I love going home for the holidays, especially for Thanksgiving. I come home and immerse myself into the three F’s: family, football and food. But, I’ll have to admit, the food part is my favorite. When I was a kid I used to hang out in the kitchen while my parents prepared elaborate holiday dinners for the rest of my extended family.The food was always a hodgepodge of our family’s Eastern European heritage alongside classic American holiday treats. And when I think about those American holiday treats, one dish always comes to mind: sweet potato casserole.
To start this dish off, you will first need to cook off your sweet potatoes. To do this, it is always better to roast them off as opposed to boiling. Boiling won’t take as long but you will end up with a gluey, starchy and thick filling for you casserole. Roasting will ensure you end up with a nice light filling. Next, scoop out the flesh of the sweet potato and mix with the sugar, spices, salt, butter and cream. Add your eggs only when the filling has cooled enough! Otherwise you will end up with scrambled eggs your filling. To ensure that they don’t coagulate, add them once the filling has come down below 140°F. To make the streusel topping, mix the brown sugar and flour with the cold butter. You can use a fork or pastry cutter to break the butter up into small pieces. It should almost look like lumpy sand. Fill your casserole dish, top with the streusel and walnuts and bake off until it turns golden and bubbly. Line the casserole dish with marshmallows and continue baking for another five minutes or until the marshmallows poof up and turn a nice toasty golden brown. Serve immediately with all of the rest of the traditional or non traditional holiday goodies!

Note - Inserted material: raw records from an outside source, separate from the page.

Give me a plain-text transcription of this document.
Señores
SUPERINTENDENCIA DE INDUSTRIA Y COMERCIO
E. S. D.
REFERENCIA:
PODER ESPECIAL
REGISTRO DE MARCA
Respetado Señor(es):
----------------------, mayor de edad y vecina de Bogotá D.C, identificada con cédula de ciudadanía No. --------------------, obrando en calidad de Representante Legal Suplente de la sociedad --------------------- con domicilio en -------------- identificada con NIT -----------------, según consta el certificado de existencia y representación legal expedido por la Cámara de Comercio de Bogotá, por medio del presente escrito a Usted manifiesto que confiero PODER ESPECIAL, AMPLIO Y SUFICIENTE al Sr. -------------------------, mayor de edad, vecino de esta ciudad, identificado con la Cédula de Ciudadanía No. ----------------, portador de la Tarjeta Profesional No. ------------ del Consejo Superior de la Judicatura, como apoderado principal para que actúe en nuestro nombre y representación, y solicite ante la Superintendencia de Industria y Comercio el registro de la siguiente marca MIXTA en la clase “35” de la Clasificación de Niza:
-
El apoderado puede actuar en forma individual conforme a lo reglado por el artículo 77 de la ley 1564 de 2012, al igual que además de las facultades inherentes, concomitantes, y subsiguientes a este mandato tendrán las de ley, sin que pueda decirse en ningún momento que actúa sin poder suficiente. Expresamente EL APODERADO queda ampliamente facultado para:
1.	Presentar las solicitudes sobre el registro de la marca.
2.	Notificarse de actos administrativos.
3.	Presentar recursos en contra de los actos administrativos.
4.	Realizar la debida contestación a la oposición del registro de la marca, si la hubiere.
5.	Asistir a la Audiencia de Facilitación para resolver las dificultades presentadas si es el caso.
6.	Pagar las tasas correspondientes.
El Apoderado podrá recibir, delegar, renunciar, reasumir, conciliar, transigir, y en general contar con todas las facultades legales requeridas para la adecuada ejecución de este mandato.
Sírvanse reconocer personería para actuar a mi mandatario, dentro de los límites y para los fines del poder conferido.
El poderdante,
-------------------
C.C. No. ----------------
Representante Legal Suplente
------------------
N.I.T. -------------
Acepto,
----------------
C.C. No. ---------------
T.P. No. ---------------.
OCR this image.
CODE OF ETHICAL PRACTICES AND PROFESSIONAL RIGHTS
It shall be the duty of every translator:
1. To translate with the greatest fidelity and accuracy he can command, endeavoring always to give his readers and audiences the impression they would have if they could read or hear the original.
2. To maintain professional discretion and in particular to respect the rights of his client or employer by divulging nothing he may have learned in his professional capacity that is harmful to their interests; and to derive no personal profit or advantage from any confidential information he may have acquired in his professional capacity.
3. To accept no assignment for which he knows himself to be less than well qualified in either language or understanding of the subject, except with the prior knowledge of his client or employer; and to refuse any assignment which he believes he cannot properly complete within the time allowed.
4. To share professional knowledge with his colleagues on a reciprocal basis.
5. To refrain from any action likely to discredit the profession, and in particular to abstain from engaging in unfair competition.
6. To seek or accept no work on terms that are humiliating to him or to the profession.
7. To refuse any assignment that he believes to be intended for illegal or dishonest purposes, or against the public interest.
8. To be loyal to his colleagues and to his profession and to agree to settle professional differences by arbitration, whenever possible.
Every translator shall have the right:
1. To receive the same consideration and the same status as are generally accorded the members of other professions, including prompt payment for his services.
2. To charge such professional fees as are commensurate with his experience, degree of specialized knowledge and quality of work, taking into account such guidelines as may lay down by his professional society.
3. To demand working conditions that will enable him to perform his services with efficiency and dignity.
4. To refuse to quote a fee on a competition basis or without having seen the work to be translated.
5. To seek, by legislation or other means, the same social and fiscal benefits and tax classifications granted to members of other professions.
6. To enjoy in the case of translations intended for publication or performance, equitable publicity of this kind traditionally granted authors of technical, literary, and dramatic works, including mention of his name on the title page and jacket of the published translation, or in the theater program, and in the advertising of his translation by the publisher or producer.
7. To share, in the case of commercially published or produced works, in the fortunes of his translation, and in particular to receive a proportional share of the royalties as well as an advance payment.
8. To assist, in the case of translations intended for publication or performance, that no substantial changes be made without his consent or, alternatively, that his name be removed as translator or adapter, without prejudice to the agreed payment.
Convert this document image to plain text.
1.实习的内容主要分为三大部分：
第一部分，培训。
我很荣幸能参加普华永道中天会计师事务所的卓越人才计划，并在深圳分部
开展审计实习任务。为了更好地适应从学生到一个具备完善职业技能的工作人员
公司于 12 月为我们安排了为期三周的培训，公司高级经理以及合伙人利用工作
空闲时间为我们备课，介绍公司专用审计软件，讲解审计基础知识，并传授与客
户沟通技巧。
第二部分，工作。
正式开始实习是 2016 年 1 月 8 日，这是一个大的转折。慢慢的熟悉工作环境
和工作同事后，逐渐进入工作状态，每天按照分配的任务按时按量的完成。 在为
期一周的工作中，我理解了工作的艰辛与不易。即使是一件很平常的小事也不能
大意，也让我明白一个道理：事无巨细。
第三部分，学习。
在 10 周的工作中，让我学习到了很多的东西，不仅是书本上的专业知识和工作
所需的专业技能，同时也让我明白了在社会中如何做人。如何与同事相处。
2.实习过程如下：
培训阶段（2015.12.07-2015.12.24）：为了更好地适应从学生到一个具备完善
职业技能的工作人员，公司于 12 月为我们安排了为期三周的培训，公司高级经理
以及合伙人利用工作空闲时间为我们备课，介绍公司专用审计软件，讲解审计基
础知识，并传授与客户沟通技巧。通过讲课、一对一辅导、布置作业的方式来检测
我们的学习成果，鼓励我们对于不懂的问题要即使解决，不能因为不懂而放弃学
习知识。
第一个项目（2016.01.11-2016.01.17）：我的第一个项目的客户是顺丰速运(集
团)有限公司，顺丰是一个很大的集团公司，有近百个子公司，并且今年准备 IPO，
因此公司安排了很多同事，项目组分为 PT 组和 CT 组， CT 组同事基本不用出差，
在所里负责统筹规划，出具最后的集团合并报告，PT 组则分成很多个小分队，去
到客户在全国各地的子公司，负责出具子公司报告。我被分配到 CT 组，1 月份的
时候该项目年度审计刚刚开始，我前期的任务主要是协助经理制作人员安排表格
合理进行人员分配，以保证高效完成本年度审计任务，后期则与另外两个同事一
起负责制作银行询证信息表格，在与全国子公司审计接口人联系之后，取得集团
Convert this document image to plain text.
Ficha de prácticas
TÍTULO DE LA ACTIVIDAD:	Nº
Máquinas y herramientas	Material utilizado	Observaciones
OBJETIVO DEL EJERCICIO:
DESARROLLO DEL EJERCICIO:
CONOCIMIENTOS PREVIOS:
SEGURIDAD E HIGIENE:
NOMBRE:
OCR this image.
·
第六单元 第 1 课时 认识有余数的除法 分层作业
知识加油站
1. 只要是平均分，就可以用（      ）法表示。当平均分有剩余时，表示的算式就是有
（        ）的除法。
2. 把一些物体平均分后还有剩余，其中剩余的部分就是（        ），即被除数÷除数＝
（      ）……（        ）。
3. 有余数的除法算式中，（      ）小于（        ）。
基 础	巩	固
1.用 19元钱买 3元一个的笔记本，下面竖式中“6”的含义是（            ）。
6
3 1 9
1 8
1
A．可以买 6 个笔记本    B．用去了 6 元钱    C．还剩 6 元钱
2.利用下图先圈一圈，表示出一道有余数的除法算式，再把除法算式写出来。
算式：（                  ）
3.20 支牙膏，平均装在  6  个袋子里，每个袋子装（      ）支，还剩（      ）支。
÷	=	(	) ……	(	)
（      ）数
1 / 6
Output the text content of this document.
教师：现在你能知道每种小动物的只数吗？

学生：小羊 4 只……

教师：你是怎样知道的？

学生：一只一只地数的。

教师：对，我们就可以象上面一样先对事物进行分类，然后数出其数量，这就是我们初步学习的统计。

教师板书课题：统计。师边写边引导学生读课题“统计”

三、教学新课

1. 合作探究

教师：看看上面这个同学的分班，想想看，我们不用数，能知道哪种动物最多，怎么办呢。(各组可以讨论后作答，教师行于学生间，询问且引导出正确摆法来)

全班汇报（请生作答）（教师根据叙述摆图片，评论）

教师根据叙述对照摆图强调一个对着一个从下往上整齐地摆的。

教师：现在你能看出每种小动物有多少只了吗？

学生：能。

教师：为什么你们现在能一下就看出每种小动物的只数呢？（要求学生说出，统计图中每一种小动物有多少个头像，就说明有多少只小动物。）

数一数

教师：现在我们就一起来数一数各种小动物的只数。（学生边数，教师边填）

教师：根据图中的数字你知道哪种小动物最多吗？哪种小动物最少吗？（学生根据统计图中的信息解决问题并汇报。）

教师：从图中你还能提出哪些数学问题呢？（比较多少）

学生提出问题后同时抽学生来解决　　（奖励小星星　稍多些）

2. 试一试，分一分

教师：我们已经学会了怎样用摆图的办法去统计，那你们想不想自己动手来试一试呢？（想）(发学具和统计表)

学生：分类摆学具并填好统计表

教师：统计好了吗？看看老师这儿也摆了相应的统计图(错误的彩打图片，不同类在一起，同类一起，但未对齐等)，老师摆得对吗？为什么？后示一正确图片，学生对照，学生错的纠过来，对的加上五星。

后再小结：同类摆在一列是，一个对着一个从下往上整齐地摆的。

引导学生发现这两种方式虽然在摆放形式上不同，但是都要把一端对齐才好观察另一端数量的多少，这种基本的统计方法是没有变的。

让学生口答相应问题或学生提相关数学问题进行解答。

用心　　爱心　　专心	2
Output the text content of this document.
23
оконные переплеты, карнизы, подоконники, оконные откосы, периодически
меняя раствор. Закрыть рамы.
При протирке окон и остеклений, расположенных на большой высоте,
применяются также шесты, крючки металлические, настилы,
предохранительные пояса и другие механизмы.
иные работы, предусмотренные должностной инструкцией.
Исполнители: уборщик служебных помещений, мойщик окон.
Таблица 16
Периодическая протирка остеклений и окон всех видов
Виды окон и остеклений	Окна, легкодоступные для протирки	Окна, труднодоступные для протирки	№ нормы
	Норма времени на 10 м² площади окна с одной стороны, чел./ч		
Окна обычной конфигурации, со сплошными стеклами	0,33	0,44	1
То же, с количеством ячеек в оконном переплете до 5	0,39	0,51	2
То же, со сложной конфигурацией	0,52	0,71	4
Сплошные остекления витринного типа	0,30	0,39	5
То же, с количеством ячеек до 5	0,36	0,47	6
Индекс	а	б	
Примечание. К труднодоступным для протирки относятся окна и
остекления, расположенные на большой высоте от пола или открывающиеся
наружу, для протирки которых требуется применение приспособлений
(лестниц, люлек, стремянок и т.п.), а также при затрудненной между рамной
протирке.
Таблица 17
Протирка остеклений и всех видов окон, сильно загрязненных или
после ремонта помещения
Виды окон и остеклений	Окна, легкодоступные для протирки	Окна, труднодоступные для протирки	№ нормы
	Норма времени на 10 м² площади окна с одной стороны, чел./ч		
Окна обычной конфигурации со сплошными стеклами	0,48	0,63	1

Yummy Sweet Potato Casserole
For the filling:
3 pounds sweet potatoes
1 teaspoon salt
¼ cup heavy cream
½ cup brown sugar
½ teaspoon garlic powder
½ teaspoon onion powder
½ teaspoon cinnamon
¼ teaspoon ground clove
1 teaspoon lemon zest
¼ cup unsalted butter, soften to room temperature
2 eggs, beaten
For the streusel topping:
1½ tablespoon unsalted butter, cold, cut into ½ inch cubes
¼ cup brown sugar
2 tablespoons all purpose flour
½ cup walnuts, roughly chopped
1½ cups mini marshmallows
- Preheat oven to 350°F. Butter/grease a casserole dish.
- Poke the sweet potatoes with a fork before baking them.
- Bake sweet potatoes for 60-90 minutes or until fork tender. Let them cool down enough to handle but they should not be cold.
- For the filling: Using a spoon, scoop out flesh of sweet potatoes into a large bowl. With a potato masher, mash the sweet potato flesh until smooth (a bit chunky is ok). Mix in salt, sugar, garlic powder, onion powder, cinnamon, ground clove, lemon zest, cream and soft butter. Stir in eggs but only once the mixture reaches below 140°F.
- For the streusel topping: in a bowl, using a fork or pastry cutter, break up the butter and combine the brown sugar, flour and cold butter.
- Add the sweet potato mixture into the greased baking dish. Top with the streusel topping and the walnuts. Bake for 30 minutes or until the top is golden brown and starts to bubble.
- Arrange the mini marshmallows in a single layer over top. Bake for 5 more minutes or until the marshmallows puff up and turn golden brown. Serve immediately.